Osman AROLAT
Eylül ayı enflasyonu, yüzde 3,08 artışla yıllık enflasyonu %83’e çıkardı. Enflasyonun düşürülmesi için yapılması gerekenler konusunda yorum alanı çok ama çok azaldı…
Eylül ayında enflasyon aylık %3,08, yıllık da %83,46 oldu. Türkiye’nin “dalya” demesi için çok az kaldığı bir döneme girildi. Bir başka alarm veren gösterge de üretici fiyat endeksinin %151 olarak gerçekleşmesi oldu. Bu veriler enflasyonun artık “kemikleşmiş” bir özellik kazandığını söylüyor.
Eylül ayında 12 harcama grubunun tümünde aylık bazda artış yaşanması ender görülen bir durum. Bu enflasyonun artık yapısal öğelerle hareket ettiğinin bir ölçüsü.
Yıllık bazda 8 harcama grubunun tamamı yüzde 50’nin üzerinde artış gösterdi.

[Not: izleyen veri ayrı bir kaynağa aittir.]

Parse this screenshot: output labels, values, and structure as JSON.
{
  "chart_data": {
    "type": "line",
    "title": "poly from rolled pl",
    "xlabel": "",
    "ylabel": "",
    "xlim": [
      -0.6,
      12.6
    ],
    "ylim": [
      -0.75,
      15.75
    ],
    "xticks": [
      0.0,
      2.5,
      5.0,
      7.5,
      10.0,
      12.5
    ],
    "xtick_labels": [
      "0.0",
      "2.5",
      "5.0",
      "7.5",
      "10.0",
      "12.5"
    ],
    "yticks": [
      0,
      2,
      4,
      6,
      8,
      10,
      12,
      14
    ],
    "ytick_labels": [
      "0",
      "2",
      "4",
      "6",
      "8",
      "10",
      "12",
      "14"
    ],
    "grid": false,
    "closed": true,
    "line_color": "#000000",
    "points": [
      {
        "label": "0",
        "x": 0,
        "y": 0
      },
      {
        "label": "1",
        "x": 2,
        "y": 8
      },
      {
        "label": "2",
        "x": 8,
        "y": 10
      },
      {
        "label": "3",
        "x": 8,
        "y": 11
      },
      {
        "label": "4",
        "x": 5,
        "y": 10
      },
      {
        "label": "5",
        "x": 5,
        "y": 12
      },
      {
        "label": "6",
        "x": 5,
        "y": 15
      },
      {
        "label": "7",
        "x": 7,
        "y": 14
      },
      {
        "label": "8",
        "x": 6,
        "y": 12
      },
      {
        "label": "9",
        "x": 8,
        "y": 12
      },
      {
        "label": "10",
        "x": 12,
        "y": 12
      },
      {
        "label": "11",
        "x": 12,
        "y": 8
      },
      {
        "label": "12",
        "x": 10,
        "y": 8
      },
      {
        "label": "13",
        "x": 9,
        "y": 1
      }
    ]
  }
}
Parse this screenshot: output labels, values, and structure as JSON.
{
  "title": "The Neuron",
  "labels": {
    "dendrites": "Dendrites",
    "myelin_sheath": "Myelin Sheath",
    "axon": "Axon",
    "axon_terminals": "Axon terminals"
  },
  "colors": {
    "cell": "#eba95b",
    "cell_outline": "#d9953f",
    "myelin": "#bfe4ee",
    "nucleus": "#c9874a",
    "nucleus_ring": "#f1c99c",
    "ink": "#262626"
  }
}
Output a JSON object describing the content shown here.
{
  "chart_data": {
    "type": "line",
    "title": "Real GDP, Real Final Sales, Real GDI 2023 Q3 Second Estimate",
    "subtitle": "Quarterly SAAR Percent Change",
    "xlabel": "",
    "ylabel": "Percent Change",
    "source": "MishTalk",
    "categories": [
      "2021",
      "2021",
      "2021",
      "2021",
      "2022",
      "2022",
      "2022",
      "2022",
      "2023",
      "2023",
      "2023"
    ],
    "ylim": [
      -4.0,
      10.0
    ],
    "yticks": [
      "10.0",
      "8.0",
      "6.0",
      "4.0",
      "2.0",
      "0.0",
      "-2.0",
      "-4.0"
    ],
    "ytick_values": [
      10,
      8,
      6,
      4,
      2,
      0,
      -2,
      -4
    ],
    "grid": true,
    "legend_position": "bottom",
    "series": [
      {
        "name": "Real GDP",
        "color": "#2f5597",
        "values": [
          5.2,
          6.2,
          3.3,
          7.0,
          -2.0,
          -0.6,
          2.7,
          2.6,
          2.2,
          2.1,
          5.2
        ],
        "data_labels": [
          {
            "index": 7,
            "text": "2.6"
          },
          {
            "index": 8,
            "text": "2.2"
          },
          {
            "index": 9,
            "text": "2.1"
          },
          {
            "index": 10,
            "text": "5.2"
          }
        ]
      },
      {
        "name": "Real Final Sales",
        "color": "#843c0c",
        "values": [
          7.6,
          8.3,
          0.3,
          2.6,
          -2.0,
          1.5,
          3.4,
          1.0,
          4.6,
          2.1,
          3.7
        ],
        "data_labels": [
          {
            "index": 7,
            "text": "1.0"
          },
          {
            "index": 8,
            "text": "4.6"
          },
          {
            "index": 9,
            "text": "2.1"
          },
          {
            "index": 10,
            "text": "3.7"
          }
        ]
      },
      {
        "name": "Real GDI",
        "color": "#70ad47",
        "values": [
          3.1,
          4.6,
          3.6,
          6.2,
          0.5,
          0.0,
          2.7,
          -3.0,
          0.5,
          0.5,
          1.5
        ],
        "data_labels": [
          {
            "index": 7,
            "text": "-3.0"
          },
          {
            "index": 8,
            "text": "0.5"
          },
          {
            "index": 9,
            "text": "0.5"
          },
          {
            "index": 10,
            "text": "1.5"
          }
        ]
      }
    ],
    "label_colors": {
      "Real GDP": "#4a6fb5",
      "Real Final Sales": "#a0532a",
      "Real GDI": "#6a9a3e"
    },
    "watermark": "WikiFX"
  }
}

Bu gruplar sırasıyla yüzde 117,66 ile ulaştırma, yüzde 93 ile gıda ve alkolsüz içecekler, yüzde 89,88 ile ev eşyası, yüzde 84,67 ile konut, yüzde 82,48 ile alkollü içecekler-tütün, yüzde 81,34 ile lokanta ve oteller, yüzde 74,06 ile çeşitli mal ve hizmetler, yüzde 60,84 ile sağlık olarak sıralanıyor.
Cumhurbaşkanı Erdoğan’ın, dünkü Katılım Finansman Strateji Belgeleri toplantısında ”Enflasyonun normalleşmesinin üstesinden gelerek ‘Türk Yüzyılı’nı hep birlikte inşa edeceğiz” demesi, yılbaşından sonra baz etkisiyle enflasyonun düşeceği inancında olması, enflasyonun yapısal öğelerini ve dolar kuru etkisini sınırlı olarak gördüğünü ortaya koyuyor.